Spann Stephen J, Nutting Paul A, Galliher James M, Peterson Kevin A, Pavlik Valory N, Dickinson L Miriam, Volk Robert J
Department of Family and Community Medicine, Baylor College of Medicine, Houston, Tex 77098-3926, USA.
Ann Fam Med. 2006 Jan-Feb;4(1):23-31. doi: 10.1370/afm.420.
We wanted to describe how primary care clinicians care for patients with type 2 diabetes.
We undertook a cross-sectional study of 95 primary care clinicians and 822 of their established patients with type 2 diabetes from 4 practice-based, primary care research networks in the United States. Clinicians were surveyed about their training and practice. Patients completed a self-administered questionnaire about their care, and medical records were reviewed for complications, treatment, and diabetes-control indicators.

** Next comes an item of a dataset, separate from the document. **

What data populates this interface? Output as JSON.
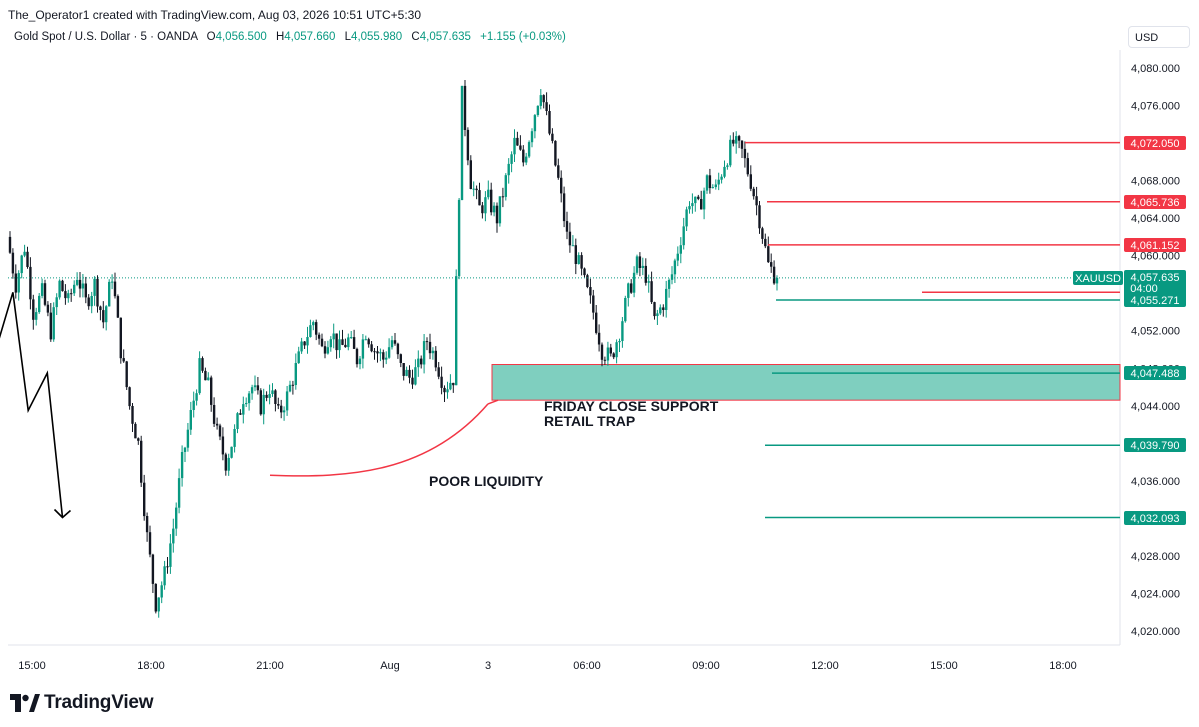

Participating clinicians (average age, 45.7 years) saw an average of 32.6 adult patients with diabetes per month. Patients (average age, 59.7 years) reported a mean duration of diabetes of 9.1 years, with 34.3% having had the disease more than 10 years. Nearly one half (47.5%) of the patients had at least 1 diabetes-related complication, and 60.8% reported a body mass index greater than 30. Mean glycosylated hemoglobin (HbA1c) level was 7.6% (SD 1.73), and 40.5% of patients had values <7%. Only 35.3% of patients had adequate blood pressure control (<130/85 mm Hg), and only 43.7% had low-density lipoprotein cholesterol (LDL-C) levels <100 mg/dL. Only 7.0% of patients met all 3 control targets. Multilevel models showed that patient ethnicity, practice type, involvement of midlevel clinicians, and treatment were associated with HbA1c level; patient age, education level, and practice type were associated with blood pressure control; and patient ethnicity was associated with LDL-C control.
Only modest numbers of patients achieve established targets of diabetes control. Reengineering primary care practice may be necessary to substantially improve care.
我们想要描述基层医疗临床医生如何护理2型糖尿病患者。
我们对来自美国4个基于实践的基层医疗研究网络的95名基层医疗临床医生及其822名已确诊的2型糖尿病患者进行了一项横断面研究。对临床医生进行了关于其培训和实践的调查。患者完成了一份关于其护理的自填式问卷,并对病历进行了并发症、治疗和糖尿病控制指标的审查。
参与研究的临床医生(平均年龄45.7岁)每月平均诊治32.6名成年糖尿病患者。患者(平均年龄59.7岁)报告糖尿病平均病程为9.1年,其中34.3%的患者患病超过10年。近一半(47.5%)的患者至少有一种与糖尿病相关的并发症,60.8%的患者报告体重指数大于30。糖化血红蛋白(HbA1c)平均水平为7.6%(标准差1.73),40.5%的患者HbA1c值<7%。只有35.3%的患者血压控制良好(<130/85 mmHg),只有43.7%的患者低密度脂蛋白胆固醇(LDL-C)水平<100 mg/dL。只有7.0%的患者达到了所有3项控制目标。多水平模型显示,患者种族、执业类型、中级临床医生的参与程度和治疗与HbA1c水平相关;患者年龄、教育水平和执业类型与血压控制相关;患者种族与LDL-C控制相关。
只有少数患者达到既定的糖尿病控制目标。可能需要对基层医疗实践进行重新设计,以大幅改善护理。